Mike Mosallam made a perfect match for his delicious gay rom-com ‘Breaking Fast’

Mosallam's sweet love story tackles faith, food, and witty comedy

breaking fast, mike mosallam, gay
Breaking Fast — Photo: Courtesy of Vertical Entertainment

A sweet love story about a gorgeous, gay, Arab, Muslim, Superman-adoring doctor named Mo living in West Hollywood, Breaking Fast was a breakout hit on the 2020 LGBTQ film festival circuit. Audiences of all persuasions sparked to the film’s mix of romance, faith, food, and witty comedy of gay manners.

“What is general across all of the response is that this story is so authentically specific and nuanced,” says the film’s out gay writer-director Mike Mosallam. “It sits in a very culturally specific intersection” of lead character Mo’s complicated identity as a gay man who practices Islam. With the film marking its official VOD and digital release, Mosallam hopes audiences embrace the nuance and culture, as well as the romance between hunky doctor Mo and All-American white guy Kal, “even if some of the other stuff feels foreign to them.”

Mosallam, who grew up in the largely Arab and Muslim enclave of Dearborn, Michigan, and created the TLC docu-reality series All-American Muslim, admits he’s also prepared to hear from “a small minority that will probably be very vocal about how this film is untrue or cannot possibly exist or cannot possibly be real…. But it is, in fact, very true for our characters — and for a lot of people watching the film who have said, ‘I finally get to see myself represented.'”

breaking fast, mike mosallam, gay
Breaking Fast — Photo: Courtesy of Vertical Entertainment

One of those vocal supporters has been the film’s own leading man Haaz Sleiman, a dashing Lebanese actor known for LGTBQ activism within the Arab community. “He is in a lot of ways a pioneer in terms of his outwardness of being an LGBTQ Muslim Arab,” says Mosallam.

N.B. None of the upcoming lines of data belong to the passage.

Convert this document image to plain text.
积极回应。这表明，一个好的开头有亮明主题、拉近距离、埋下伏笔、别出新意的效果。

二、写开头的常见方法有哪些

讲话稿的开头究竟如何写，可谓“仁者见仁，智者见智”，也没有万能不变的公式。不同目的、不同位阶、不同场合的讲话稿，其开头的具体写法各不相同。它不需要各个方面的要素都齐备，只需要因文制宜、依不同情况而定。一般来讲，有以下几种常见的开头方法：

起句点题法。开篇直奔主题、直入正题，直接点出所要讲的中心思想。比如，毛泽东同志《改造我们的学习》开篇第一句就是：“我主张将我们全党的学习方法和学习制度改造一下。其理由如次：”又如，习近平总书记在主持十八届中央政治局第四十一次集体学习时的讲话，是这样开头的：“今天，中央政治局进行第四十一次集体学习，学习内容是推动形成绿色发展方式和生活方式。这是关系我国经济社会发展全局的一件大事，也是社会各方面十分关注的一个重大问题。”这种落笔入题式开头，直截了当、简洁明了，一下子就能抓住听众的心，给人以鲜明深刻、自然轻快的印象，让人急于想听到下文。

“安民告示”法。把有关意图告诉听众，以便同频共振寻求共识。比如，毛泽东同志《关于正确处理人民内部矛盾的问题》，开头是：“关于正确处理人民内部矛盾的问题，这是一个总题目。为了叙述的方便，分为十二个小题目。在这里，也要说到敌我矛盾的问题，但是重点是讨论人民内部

Friends since younger days in Dearborn, Sleiman and Mosallam both eventually made their homes in Hollywood. “It felt almost too good to be true to have a guy like that in a film like this…. I think he was at a point in his life where this script felt entirely personal to him. He felt like it was something he had not done before, it was a good way of stretching his own career, and [he] has been an incredible champion to this film and to me.”

Serendipity also played a part in the casting of Sleiman’s co-star Michael Cassidy, whose character Kal — yes, as in Kal-El — certainly is a super man in Mo’s eyes. “Michael Cassidy was not somebody that I knew or at least thought I knew,” Mosallam says. After the director met with Cassidy, Mosallam learned the actor had recently played Jimmy Olsen in Batman v Superman. “As you can tell from the film, I’m a big Superman fan,” says Mosallam. “So it was, to me, all the more reason that he was the one.”